We power women to feel their best every day through subscription, rental, and resale of hundreds of designer brands.
About Us
Founded in 2009, we have remained committed to our mission: empowering women to look and feel great through a wide assortment of fashion items for every occasion.
About Our Team
Our Platform Engineering team is smart, pragmatic, and entrepreneurial.

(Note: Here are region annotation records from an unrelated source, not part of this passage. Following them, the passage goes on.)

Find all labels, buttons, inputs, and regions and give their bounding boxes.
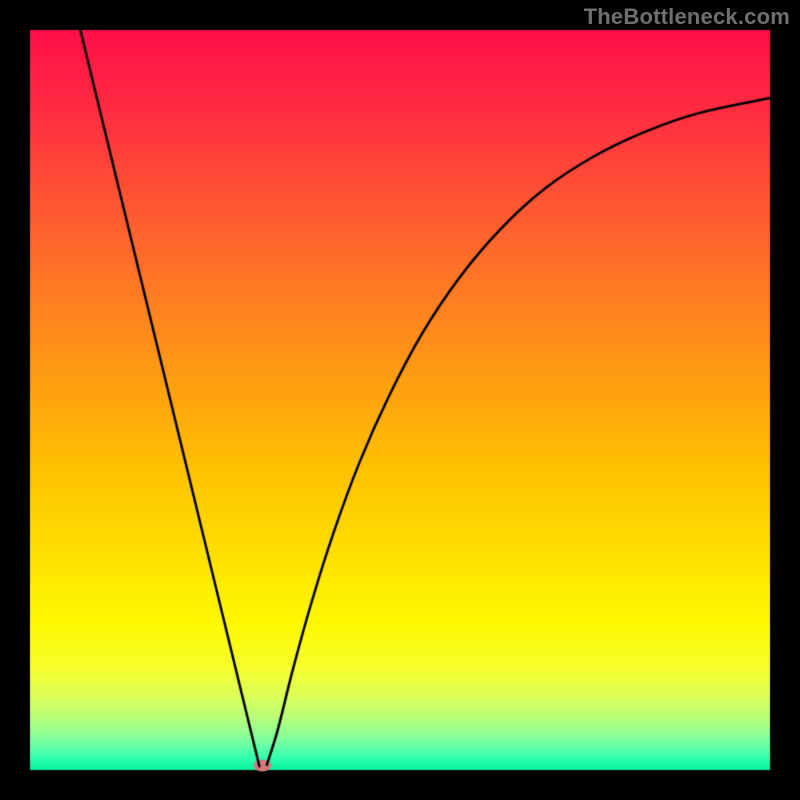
watermark-label: TheBottleneck.com (584, 4, 790, 30)
chart-container: TheBottleneck.com (0, 0, 800, 800)
bottleneck-chart (0, 0, 800, 800)
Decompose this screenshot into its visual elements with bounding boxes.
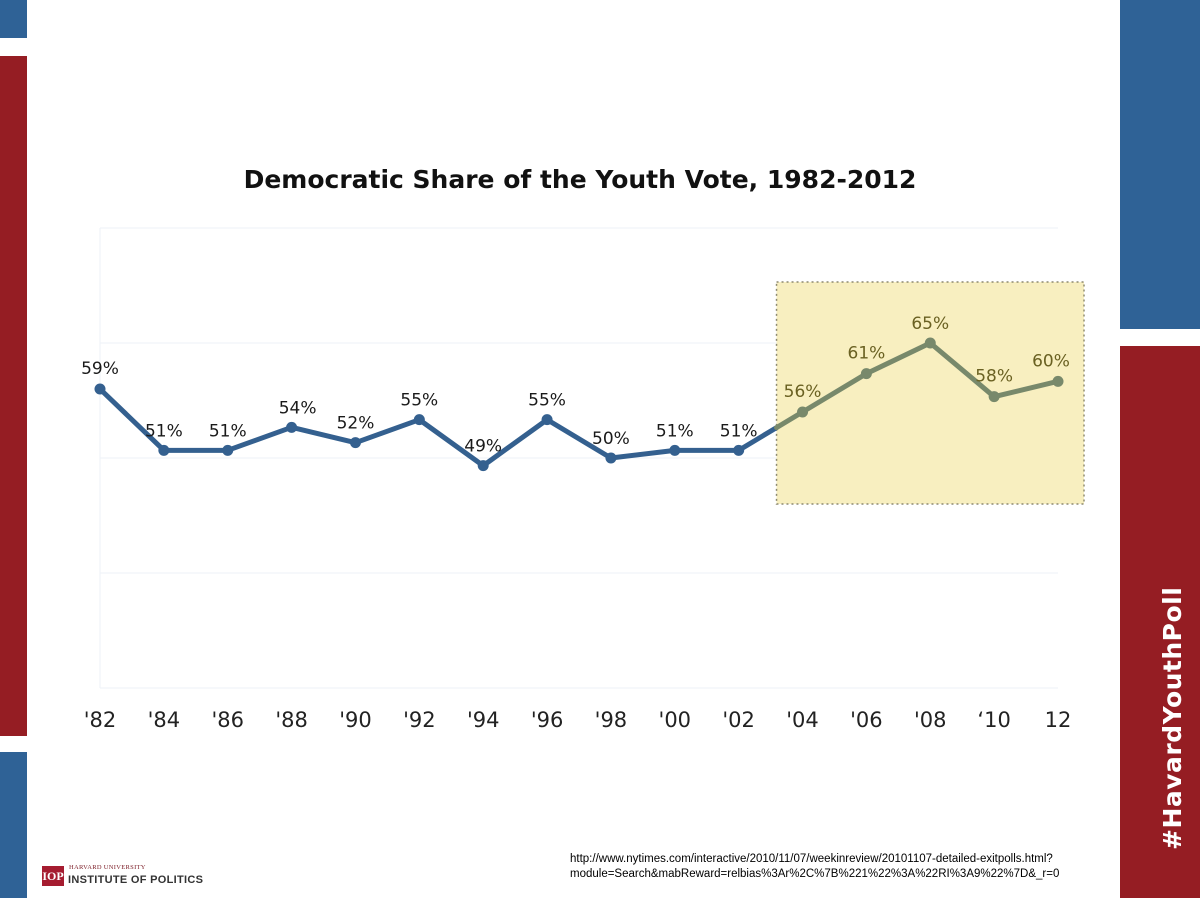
data-point [988,391,1000,403]
data-label: 65% [911,314,949,334]
data-label: 54% [279,398,317,418]
left-red-bar [0,56,27,736]
data-point [733,444,745,456]
data-point [413,414,425,426]
right-red-bar [1120,346,1200,898]
data-point [605,452,617,464]
data-label: 56% [784,382,822,402]
data-label: 51% [145,421,183,441]
data-point [222,444,234,456]
x-tick-label: '98 [595,708,628,732]
x-tick-label: '04 [786,708,819,732]
data-point [1052,375,1064,387]
source-line-1: http://www.nytimes.com/interactive/2010/… [570,853,1053,865]
data-label: 52% [337,414,375,434]
data-points [94,337,1064,472]
x-tick-label: '82 [84,708,117,732]
data-point [669,444,681,456]
data-label: 51% [656,421,694,441]
x-tick-label: '00 [659,708,692,732]
logo-university: HARVARD UNIVERSITY [69,864,146,871]
x-tick-label: '06 [850,708,883,732]
data-label: 59% [81,359,119,379]
x-tick-label: '92 [403,708,436,732]
data-point [860,368,872,380]
source-citation: http://www.nytimes.com/interactive/2010/… [570,852,1059,881]
x-tick-label: 12 [1045,708,1072,732]
x-tick-label: '84 [148,708,181,732]
data-label: 58% [975,367,1013,387]
series-line-main [97,386,780,469]
data-point [349,437,361,449]
chart-title: Democratic Share of the Youth Vote, 1982… [244,165,917,194]
data-point [94,383,106,395]
logo-name: INSTITUTE OF POLITICS [68,874,204,886]
x-tick-labels: '82 '84 '86 '88 '90 '92 '94 '96 '98 '00 '02 '04 '06 '… [84,708,1072,732]
x-tick-label: '88 [275,708,308,732]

We are reliability-focused and passionate about making our closet-in-the-cloud a reality for our customers.
About the Job
We're looking for a Senior Site Reliability Engineer (SRE) to spearhead technology initiatives in cloud infrastructure, software delivery, and observability.
Key Responsibilities
* Utilise programming languages like Terraform, Python, Go, and services including Docker and Kubernetes to drive service reliability.
* Implement software development practices to build observability, alerting, tracing, automation, and self-healing capabilities to maintain the highest levels of platform availability.
* End-to-end coordination across platforms, while supporting, identifying, responding, and reporting issues; escalating to respective teams for remediation promptly.
* Develop maintenance and operations automation through CI/CD.
Requirements
* 5 years of hands-on experience with orchestration tools such as Kubernetes and/or Helm.
* Advanced skills in Terraform and Ansible, with a solid understanding of CI/CD tools like GitHub, GitLab, and Artifactory.
* Practical experience with monitoring, alerting, and logging tools, including Splunk and GCP Monitoring.
* At least 3 years of experience in maintaining production environments across cloud platforms like GCP, AWS, or Azure.
* 5+ years of experience in developing and delivering products using programming languages such as Bash, Python, Golang, or Java.
* Proven track record of enhancing existing systems, building robust infrastructure, and automating processes to reduce workload.
* Experience working within Agile teams, adhering to sprint cadences and delivery timelines.
* Ability to effectively triage issues and conduct thorough root-cause analyses when necessary.
* Strong team player with the ability to work collaboratively within diverse groups.
* Capable of driving Site Reliability Engineering practices among development and operations teams.
* Willingness to participate in an on-call rotation, troubleshoot production issues, perform Root Cause Analyses, and share insights with the Engineering and Operations teams.
About Our Benefits
We offer inclusive benefits, including:
* Generous Paid Time Off including annual leave, paid bereavement, and family sick leave.
* Universal Paid Parental Leave for both parents + flexible return to work program.
* Paid Sabbatical after 5 years of continuous service.
* Competitive Stakeholder Pension.
* Comprehensive health, dental care and dependents care from day 1 of employment.
* Company-wide events and outings.
* Hybrid Work - This is a hybrid role based in our Galway, Ireland office. Employees have the option to work remotely 2-3 days per week.
We're an equal opportunity employer, and we prohibit discrimination against any applicant or employee on any legally recognised basis.